Le fils de la nuit Vous êtes ici : Accueil > Œuvre > Dictionnaire des œuvres
Page précédente | Imprimer

Titre Le fils de la nuit ou Le pirate

Année de publication 1856

Genre Théâtre - drame en trois journées et un prologue (Porte-Saint-Martin, 11 juillet 1856)

Collaborateur(s) Gérard de Nerval, Bernard Lopez, Victor Séjour

Epoque du récit 1502 (prologue) puis 1522 (drame)

Résumé L'histoire se déroule pendant les guerres d'Italie, au moment où des luttes intestines ravagent les Deux-Siciles; partisans et adversaires de l'Aragon, qui occupent le pays depuis deux siècles, s'opposent, et la France et l'Espagne interviennent.

Avec la complicité de sa maîtresse Ghébel, le comte d'Orbani substitue à l'enfant du patriote Scylla, dont elle est la nourrice, leur propre fils, Donato. Quand Scylla est tué, sa veuve, Julia, recueille le bébé, qui sera élevé comme un prince, tandis que le fils de Scylla est abandonné à des pirates levantins qui le recueillent et le baptisent Ben-Leïl, «le fils de la nuit» (Prologue).

Vingt ans après, Donato, corrompu, débauché, assassin, s'apprête à régner sur Naples; il ne lui manque plus que l'affirmation officielle de son allégeance à l'occupant, et la main de Myrtha, fille du comte de Montefiore allié aux Espagnols. A cette occasion, Julia s'oppose à celui qu'elle croit son fils. Pendant ce temps, Ben-Leïl et ses pirates écument la péninsule. Le jeune homme s'éprend aussi follement de Myrtha; il l'enlève (1ère journée).

Il l'emmène dans son repaire. La jeune fille hésite encore, partagée entre son devoir filial et la fascination qu'elle éprouve pour le pirate. Assiégés dans leur île, rattrapés en pleine mer par Donato et ses hommes, la plupart des pirates sont tués, et Ben-Leïl tombe aux mains de son pire ennemi (2ème journée).

Alertée par une suivante qui croit reconnaître en lui le véritable fils de Scylla, Julia rencontre Ben-Leïl dans la cellule où il attend la mort. Tout l'attire en ce jeune homme, et tout en elle se refuse à voir en Donato son véritable fils. Elle intrigue pour qu'on le libère, et cherche à faire avouer à la vieille nourrice sa forfaiture. Au moment où Donato va publiquement s'incliner devant le vice-roi d'Espagne, Ben-Leïl surgit comme le fantôme de son père et démasque l'imposteur.
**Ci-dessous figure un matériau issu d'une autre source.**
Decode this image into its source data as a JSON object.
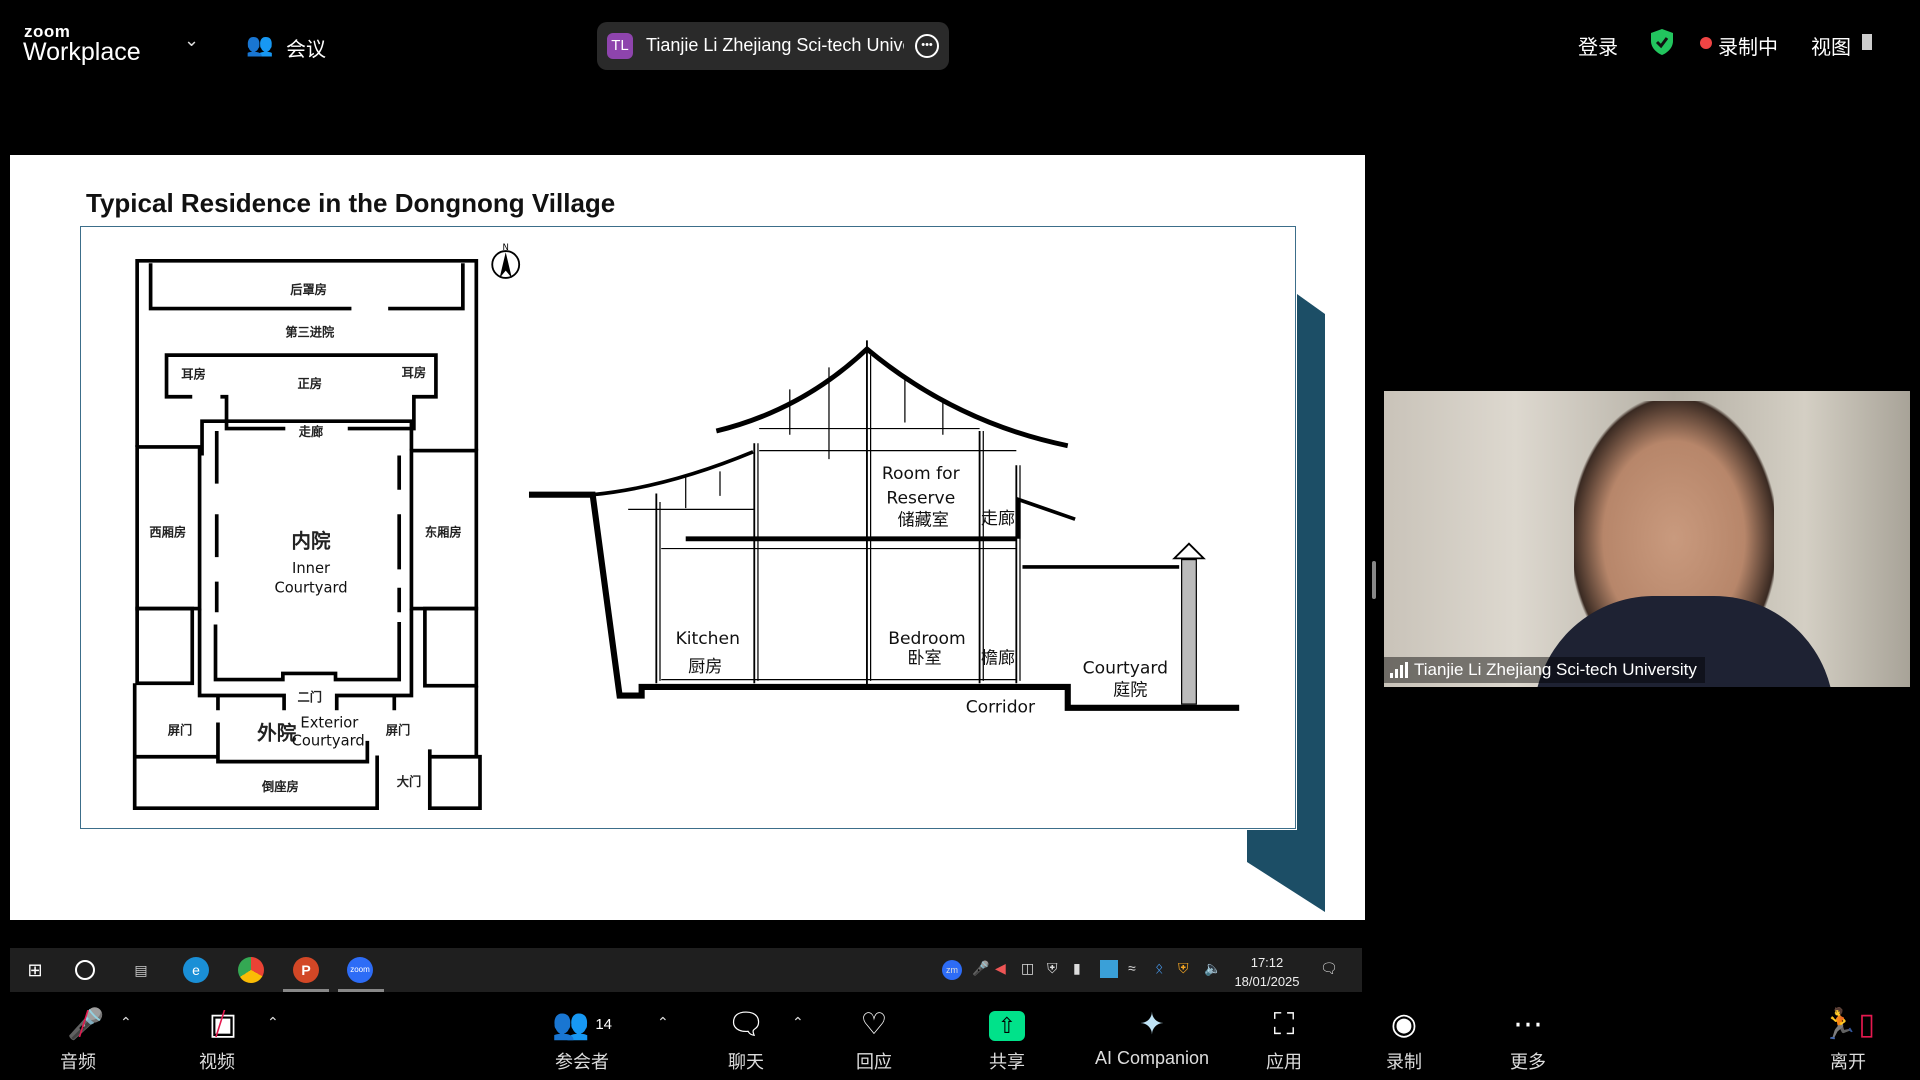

Donato boit le poison que Ghébel avait préparé pour Julia. Le vice-roi fait grâce au Fils de la Nuit (3ème journée).

Analyse C'est l'une des dernières œuvres du duo Nerval-Dumas, à qui l'on doit L'alchimiste et surtout Léo Burckart. Encore s'agit-il d'une collaboration posthume.
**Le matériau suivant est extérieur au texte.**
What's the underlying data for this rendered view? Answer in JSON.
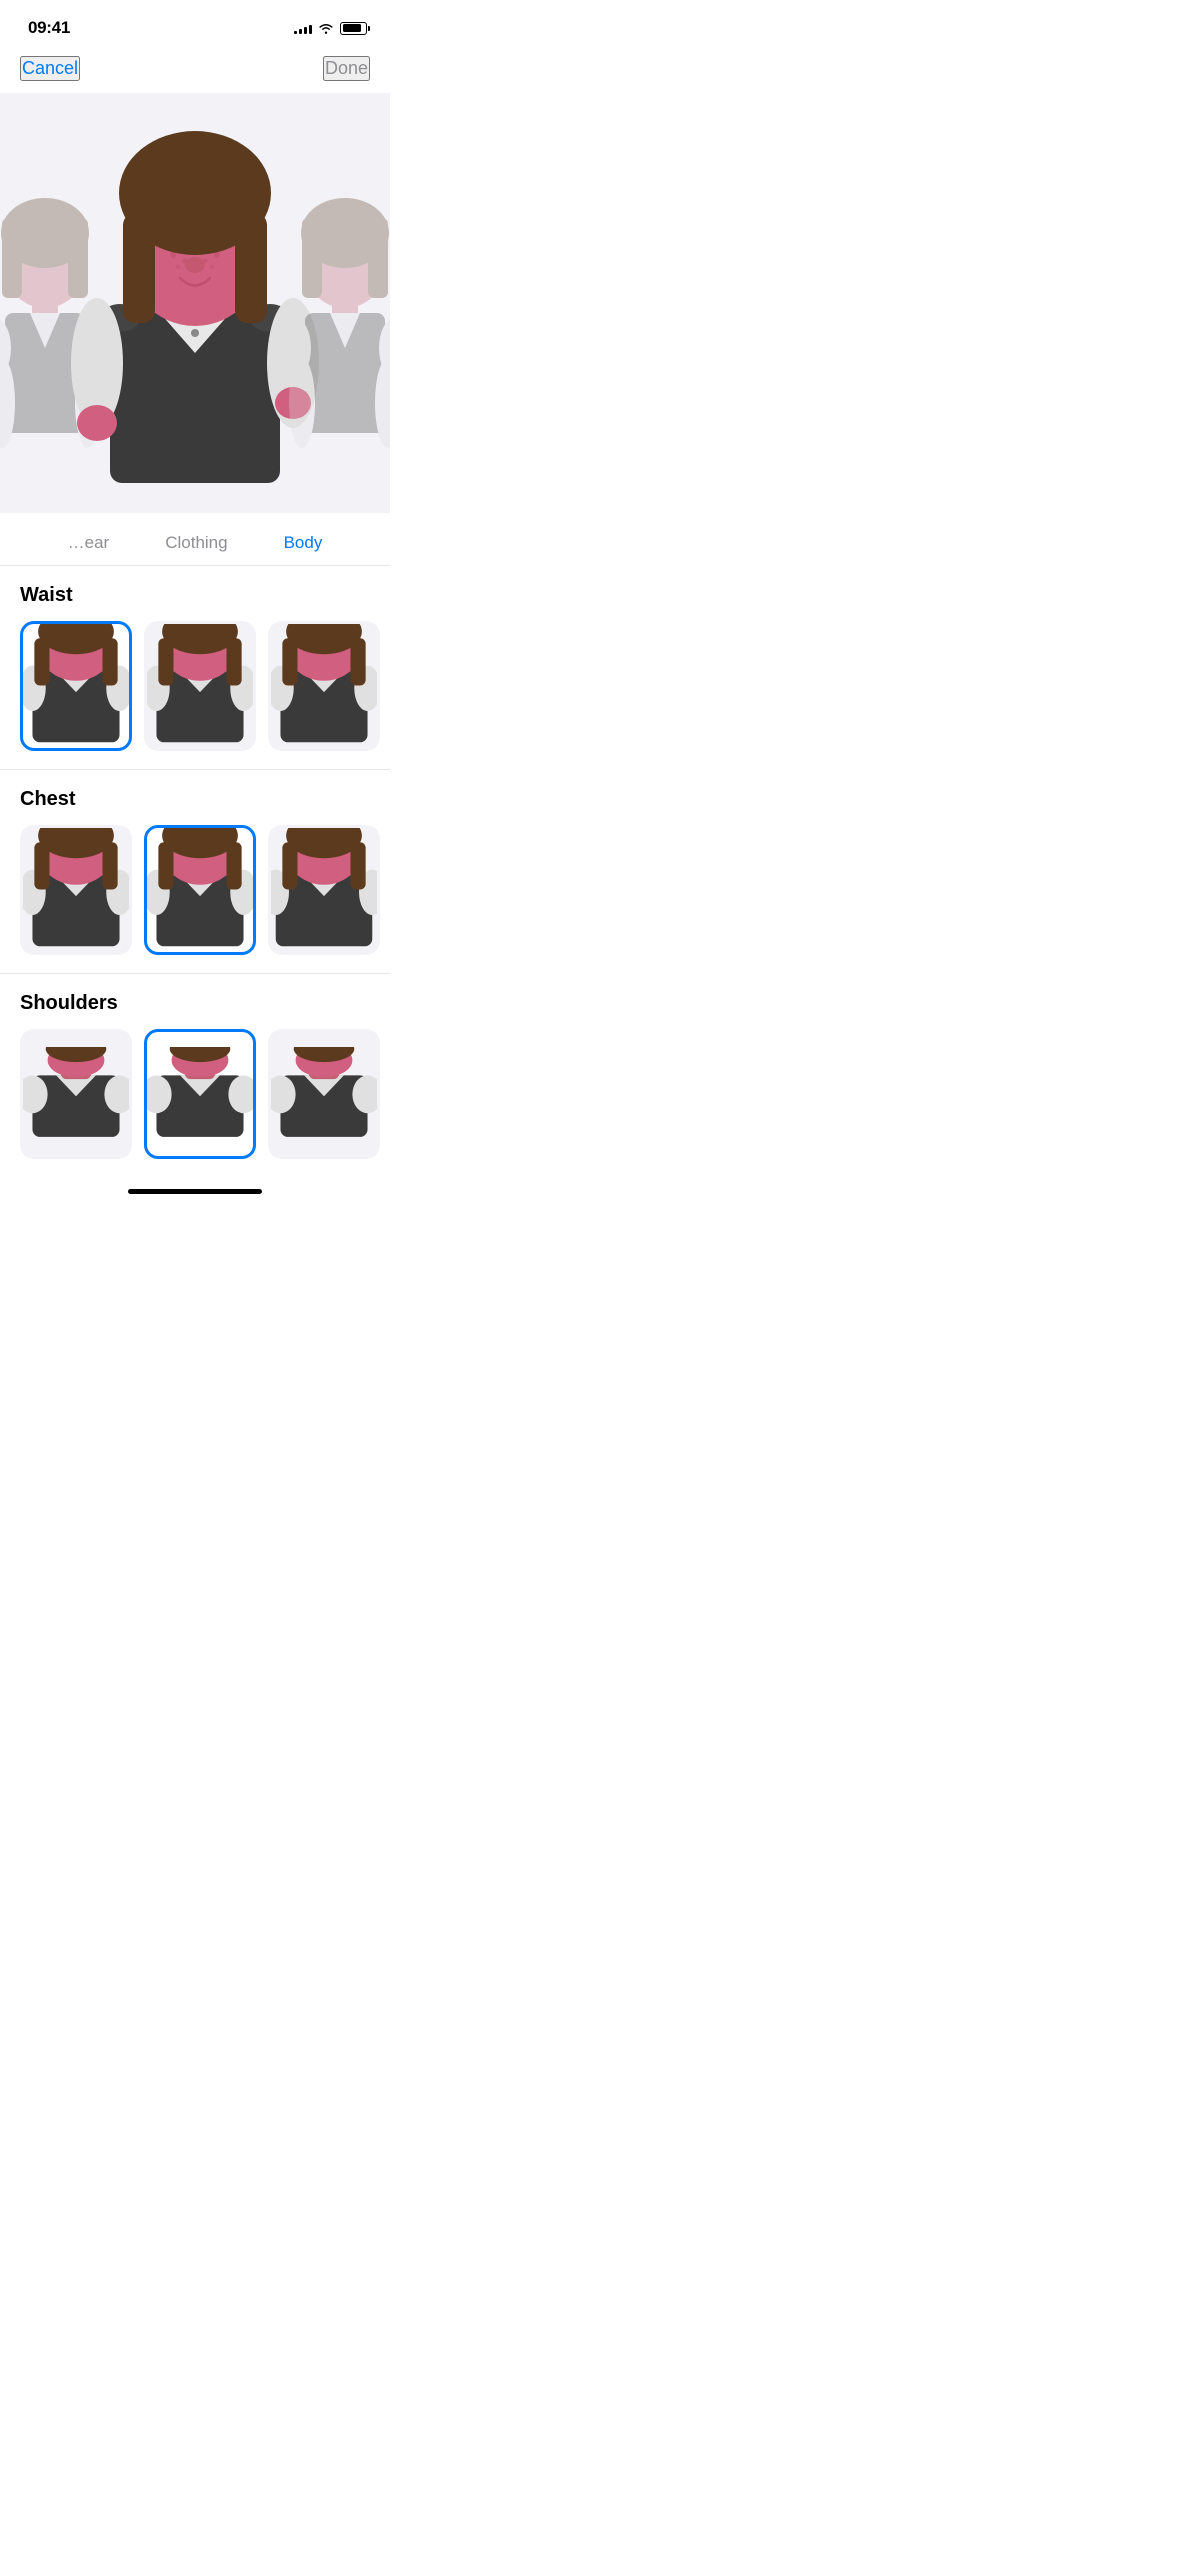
{
  "statusBar": {
    "time": "09:41",
    "signal": [
      3,
      5,
      7,
      9,
      11
    ],
    "battery": 85
  },
  "nav": {
    "cancel": "Cancel",
    "done": "Done"
  },
  "tabs": [
    {
      "id": "headwear",
      "label": "…ear",
      "active": false
    },
    {
      "id": "clothing",
      "label": "Clothing",
      "active": false
    },
    {
      "id": "body",
      "label": "Body",
      "active": true
    }
  ],
  "sections": [
    {
      "id": "waist",
      "title": "Waist",
      "items": [
        {
          "id": "waist-1",
          "selected": true
        },
        {
          "id": "waist-2",
          "selected": false
        },
        {
          "id": "waist-3",
          "selected": false
        }
      ]
    },
    {
      "id": "chest",
      "title": "Chest",
      "items": [
        {
          "id": "chest-1",
          "selected": false
        },
        {
          "id": "chest-2",
          "selected": true
        },
        {
          "id": "chest-3",
          "selected": false
        }
      ]
    },
    {
      "id": "shoulders",
      "title": "Shoulders",
      "items": [
        {
          "id": "shoulders-1",
          "selected": false
        },
        {
          "id": "shoulders-2",
          "selected": true
        },
        {
          "id": "shoulders-3",
          "selected": false
        }
      ]
    }
  ],
  "colors": {
    "accent": "#007AFF",
    "skin": "#E8A0B4",
    "hair": "#5C3A1E",
    "vest": "#3A3A3A",
    "shirt": "#E8E8E8",
    "faceColor": "#D16080"
  }
}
Après le projet d'un Faust avec Liszt et Dumas, Nerval entreprend en collaboration avec Bernard Lopez ce drame, d'abord intitulé Le pirate. Mais il se suicide le 26 janvier 1855. Quelques mois plus tard est créée sa dernière pièce, Misanthropie et repentir, d'après Kotzebue.

Entre temps, la Porte-Saint-Martin accepte la pièce, et demande un prologue. Lopez fait appel à Dumas, parce qu'il a déjà travaillé avec Nerval. Très vite cependant, Dumas rend son tablier. Et c'est Victor Séjour qui reprend ce drame avorté, le «corrige», en change le titre et le fait jouer sous son nom.

On sait que Lopez n'avait pas apprécié les modifications apportées par son successeur. On ignore la part exacte prise par Dumas; surchargé de travail sans doute, mais aussi harcelé par ses créanciers, il ne signait pas toujours des œuvres pour lesquelles sa paternité est maintenant établie. Mais la dédicace de Séjour à Dumas est parlante: «Si l'œuvre est indigne de vous, la pensée qui me l'a inspirée ne vous est pas étrangère», écrit-il.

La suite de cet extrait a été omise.